Rephrase the problem as a nonlinear optimization problem

Since $N$ is the name of a built-in function in Mathematica, we use $M$. We do the simplest nontrivial case of $M=4$. Since $A$ and $B$ are just constants, I'll set them both to 1. I'll use DiscreteDelta to take care of the $n_a^x$ and $n_a^z$ variables. We will "index" $\theta$ in the Mathematica way, as θ[a], setting θ[1]=θ[M]=0.

M=4;
A=1;
B=1;
nx[a_, M_]:=-1/Sqrt[2] DiscreteDelta[M/2-a];
nz[a_, M_]:=(1-DiscreteDelta[M/2-a]) + -1/Sqrt[2] DiscreteDelta[M/2-a];
θ[1]=0;
θ[M]=0;

Let's write the objective function to match the question but use Replace to make the $\theta_a$ periodic with $\theta_{M+1}=\theta_1$. The objective function is the square of the original function.
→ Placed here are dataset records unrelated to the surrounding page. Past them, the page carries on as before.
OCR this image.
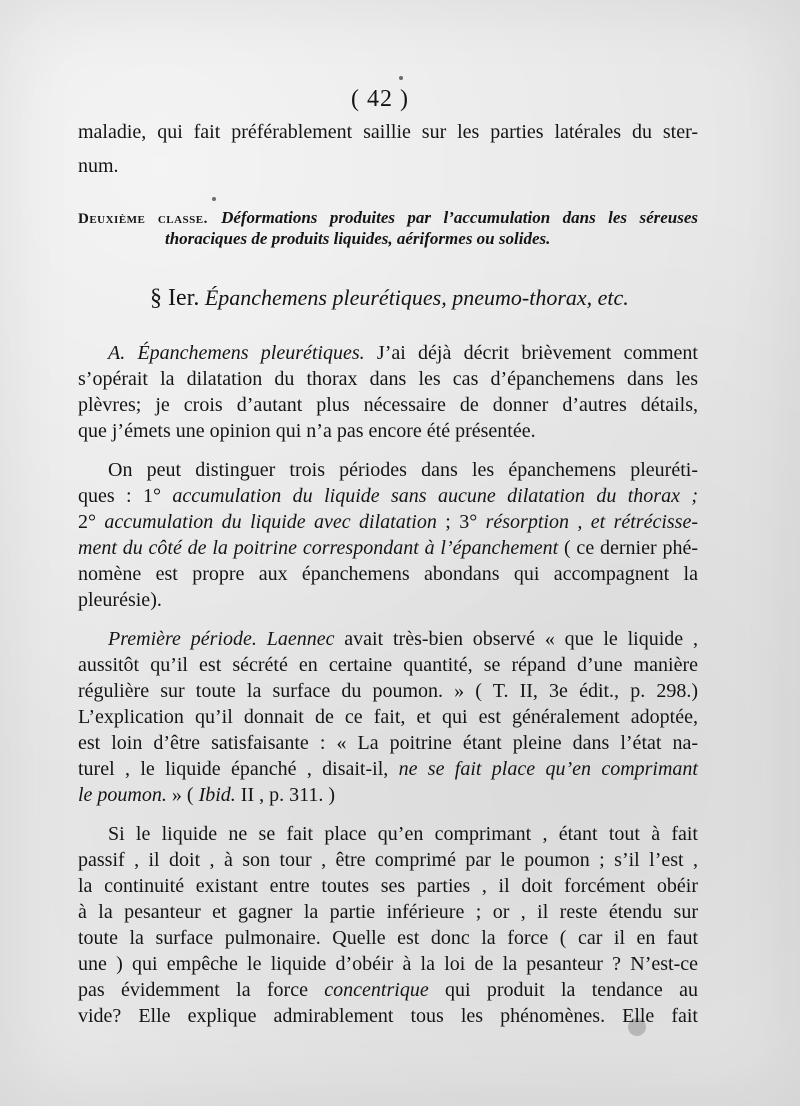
( 42 )
maladie, qui fait préférablement saillie sur les parties latérales du ster-
num.
Deuxième classe. Déformations produites par l’accumulation dans les séreuses
thoraciques de produits liquides, aériformes ou solides.
§ Ier. Épanchemens pleurétiques, pneumo-thorax, etc.
A. Épanchemens pleurétiques. J’ai déjà décrit brièvement comment
s’opérait la dilatation du thorax dans les cas d’épanchemens dans les
plèvres; je crois d’autant plus nécessaire de donner d’autres détails,
que j’émets une opinion qui n’a pas encore été présentée.
On peut distinguer trois périodes dans les épanchemens pleuréti-
ques : 1° accumulation du liquide sans aucune dilatation du thorax ;
2° accumulation du liquide avec dilatation ; 3° résorption , et rétrécisse-
ment du côté de la poitrine correspondant à l’épanchement ( ce dernier phé-
nomène est propre aux épanchemens abondans qui accompagnent la
pleurésie).
Première période. Laennec avait très-bien observé « que le liquide ,
aussitôt qu’il est sécrété en certaine quantité, se répand d’une manière
régulière sur toute la surface du poumon. » ( T. II, 3e édit., p. 298.)
L’explication qu’il donnait de ce fait, et qui est généralement adoptée,
est loin d’être satisfaisante : « La poitrine étant pleine dans l’état na-
turel , le liquide épanché , disait-il, ne se fait place qu’en comprimant
le poumon. » ( Ibid. II , p. 311. )
Si le liquide ne se fait place qu’en comprimant , étant tout à fait
passif , il doit , à son tour , être comprimé par le poumon ; s’il l’est ,
la continuité existant entre toutes ses parties , il doit forcément obéir
à la pesanteur et gagner la partie inférieure ; or , il reste étendu sur
toute la surface pulmonaire. Quelle est donc la force ( car il en faut
une ) qui empêche le liquide d’obéir à la loi de la pesanteur ? N’est-ce
pas évidemment la force concentrique qui produit la tendance au
vide? Elle explique admirablement tous les phénomènes. Elle fait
The square has a minimum of zero where the original function is zero.

objf[a_, M_, A_, B_]:=(A(Sin[θ[a]-θ[a+1]] + Sin[θ[a]-θ[a-1]]) + 
    B(nz[a, M] Sin[θ[a]] - nx[a, M]Cos[θ[a]]))^2 /.θ[x_]->θ[(Mod[x, M]+1)]

Actually, we have $M$ equations to solve, so we need to minimize $M$ quadratics, or, equivalently, minimize their sum.

f = Sum[objf[a, M, A, B], {a, 1, M}];

We repeat the above for the constraints, except we make a list instead of a sum.

constr[a_, M_, A_, B_]:=A(Cos[θ[a]-θ[a+1]] + Cos[θ[a]-θ[a-1]]) + 
       B(nx[a, M] Sin[θ[a]] + nz[a, M]Cos[θ[a]])>0 /.θ[x_]->θ[(Mod[x, M]+1)]

c = Table[constr[a, M, A, B], {a, 1, M}];

Since $\theta_1=\theta_M=0$, our unknowns are $\theta_2, \theta_3, \theta_4, \ldots, \theta_{M-1}$. (Of course, for $M=4$, that's just $\theta_2$ and $\theta_3$.) We put the objective function, constratins, and variables into NMinimize and cross our fingers.

v=Table[θ[a], {a, 2, M-1}];
NMinimize[{f, c}, v]

 {0.255348, {θ[2] -> 4.63221*10^-23, θ[3] -> -0.261482}}

A quick Plot3D confirms this is at least reasonable.